The Agony And Ecstasy Of Mike Daisey

It seems that noted firebrand Mike Daisey’s story – the one about the crippled, underaged factory workers who unspooled tales of woe and torture at the hands of their evil Foxconn masters at Apple’s behest- was at least partially fabricated. He was outed as, at best, a bad journalist and at worst, a fraud. To be clear, he’s a monologist and playwright and had no business telling this story (just as he really had no business telling Amazon’s story way back when) but he, like so many creatives, riffed on science and technology for popular effect and got both drastically wrong.

Daisey was a droning Woody Guthrie whose intentions were good but whose rigor was lacking. His efforts to expose the Great Sin of our technological age – that the items we use and love must be made by unhappy hands – were noble and I believe he’s done some good. What he failed to grasp in his effort to dramatize the horrors of modern manufacturing was its absolute banality. There is no great demon forcing humans to work at his forge. There are no hellions bent on the destruction of the peon’s will at some dimly-lit workbench. There are simply young people working for older engineers in well-lit assembly lines. In an effort to save time and money, the engineers require their employees to work in a manner that streamlines both time and money and for their efforts they receive a small salary and housing.

Manufacturing isn’t frightening because it exploits the worker – all endeavors, in some way, exploit the worker. It’s frightening in its brutal and absolute efficiency at consuming resources, human effort, and intellect to cast a torrent of consumer goods at the endless open maw of the world consumer. We don’t need a new ethical iPhone. We need to make do with the one we have, at least for a year.

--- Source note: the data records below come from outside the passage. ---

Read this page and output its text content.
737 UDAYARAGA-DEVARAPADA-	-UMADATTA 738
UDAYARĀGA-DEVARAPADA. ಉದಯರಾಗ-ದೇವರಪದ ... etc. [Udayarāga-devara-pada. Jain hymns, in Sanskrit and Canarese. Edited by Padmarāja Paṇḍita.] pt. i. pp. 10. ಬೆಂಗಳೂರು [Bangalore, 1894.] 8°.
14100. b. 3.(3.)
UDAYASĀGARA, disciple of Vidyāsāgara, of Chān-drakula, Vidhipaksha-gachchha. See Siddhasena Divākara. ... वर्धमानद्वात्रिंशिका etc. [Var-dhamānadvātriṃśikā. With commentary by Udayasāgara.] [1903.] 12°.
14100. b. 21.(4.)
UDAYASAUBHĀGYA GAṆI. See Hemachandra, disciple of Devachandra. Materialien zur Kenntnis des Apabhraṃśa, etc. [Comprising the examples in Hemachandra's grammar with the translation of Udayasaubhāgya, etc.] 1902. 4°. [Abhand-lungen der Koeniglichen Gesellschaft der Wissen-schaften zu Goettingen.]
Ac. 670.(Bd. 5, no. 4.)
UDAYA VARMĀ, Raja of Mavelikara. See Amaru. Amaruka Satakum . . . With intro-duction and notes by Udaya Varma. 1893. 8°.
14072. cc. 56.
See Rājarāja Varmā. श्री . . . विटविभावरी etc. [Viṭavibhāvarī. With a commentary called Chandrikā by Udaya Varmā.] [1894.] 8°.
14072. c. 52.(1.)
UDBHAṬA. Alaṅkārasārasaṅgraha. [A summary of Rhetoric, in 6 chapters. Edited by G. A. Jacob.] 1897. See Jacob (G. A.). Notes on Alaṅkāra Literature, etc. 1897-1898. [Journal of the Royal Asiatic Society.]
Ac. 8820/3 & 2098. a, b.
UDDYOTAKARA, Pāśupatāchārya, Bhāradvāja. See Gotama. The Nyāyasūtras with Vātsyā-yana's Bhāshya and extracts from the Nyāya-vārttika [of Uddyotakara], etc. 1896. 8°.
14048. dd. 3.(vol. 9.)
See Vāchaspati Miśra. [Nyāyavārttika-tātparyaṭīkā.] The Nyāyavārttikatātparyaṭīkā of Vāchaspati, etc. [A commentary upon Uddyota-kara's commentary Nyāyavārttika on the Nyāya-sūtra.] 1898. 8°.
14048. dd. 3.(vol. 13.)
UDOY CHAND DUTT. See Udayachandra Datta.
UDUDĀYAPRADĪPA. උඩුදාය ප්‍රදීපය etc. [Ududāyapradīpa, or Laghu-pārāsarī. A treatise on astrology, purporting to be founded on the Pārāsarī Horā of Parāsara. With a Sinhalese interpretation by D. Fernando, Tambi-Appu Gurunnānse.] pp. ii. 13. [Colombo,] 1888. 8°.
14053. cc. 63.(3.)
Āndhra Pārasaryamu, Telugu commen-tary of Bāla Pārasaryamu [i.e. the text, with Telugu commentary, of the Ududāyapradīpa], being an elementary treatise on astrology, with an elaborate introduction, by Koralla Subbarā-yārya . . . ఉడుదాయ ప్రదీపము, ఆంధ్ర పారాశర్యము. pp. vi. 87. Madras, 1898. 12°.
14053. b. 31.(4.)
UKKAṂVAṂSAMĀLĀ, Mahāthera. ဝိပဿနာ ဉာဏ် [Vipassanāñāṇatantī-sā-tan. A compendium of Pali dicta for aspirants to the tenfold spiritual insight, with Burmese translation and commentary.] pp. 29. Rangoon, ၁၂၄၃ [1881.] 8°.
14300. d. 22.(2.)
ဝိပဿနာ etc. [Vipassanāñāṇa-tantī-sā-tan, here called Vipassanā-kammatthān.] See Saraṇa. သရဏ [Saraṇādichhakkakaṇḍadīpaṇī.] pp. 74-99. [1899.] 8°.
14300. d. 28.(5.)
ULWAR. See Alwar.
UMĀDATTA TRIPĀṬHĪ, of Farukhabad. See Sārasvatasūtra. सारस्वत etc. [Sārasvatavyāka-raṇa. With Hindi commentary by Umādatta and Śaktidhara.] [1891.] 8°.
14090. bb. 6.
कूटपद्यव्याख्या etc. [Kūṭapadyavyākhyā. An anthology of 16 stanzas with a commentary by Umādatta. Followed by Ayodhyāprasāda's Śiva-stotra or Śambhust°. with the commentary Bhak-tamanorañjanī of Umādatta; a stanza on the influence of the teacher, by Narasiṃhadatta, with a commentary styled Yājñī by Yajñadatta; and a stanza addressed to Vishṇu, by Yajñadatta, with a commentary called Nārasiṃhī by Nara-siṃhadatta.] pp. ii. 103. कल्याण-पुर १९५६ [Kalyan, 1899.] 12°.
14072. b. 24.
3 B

To feel schadenfreude at Daisey’s fall is wrong. I will instead remind you that most of what he said was, technically, true. And while his story may have been a fabrication, his mission to help the oppressed was a good one, and a true one. We can learn from his example, at least in terms of consuming less and reducing our endless neophilia. Over the next few years, Foxconn will change. The people working there will slowly spread out into the Chinese cities and countryside, replaced by increasingly adroit robots. The age of men and women building complex things dawned in the 1700s, reached its apex in the Industrial Revolution, and is now seeing its nadir. The small, quick hands of a factory worker will be replaced by small, quick pincers and the sun will set on the manual worker in Shenzhen and other points east. This is inevitable.

Until this change sweeps away all of Daisey’s concerns, we can adjust our expectations, reduce our consumption, and stop ascribing totemic powers to new technology. Or, more likely, we won’t. Either way, a million iPads will roll down a thousand assembly lines, five hundred tired eyes scanning the screens for the tiniest imperfections while the relentless juggernaut of our own desire ravages the planet and pulls us further from the sense of humanity that Daisey tried to mightily to impart on the impassive faces of the Asian manufacturing giants.

He may have failed as a journalist, but he humanized a problem that we have been avoiding for too long. For that, at least, we can’t fault him.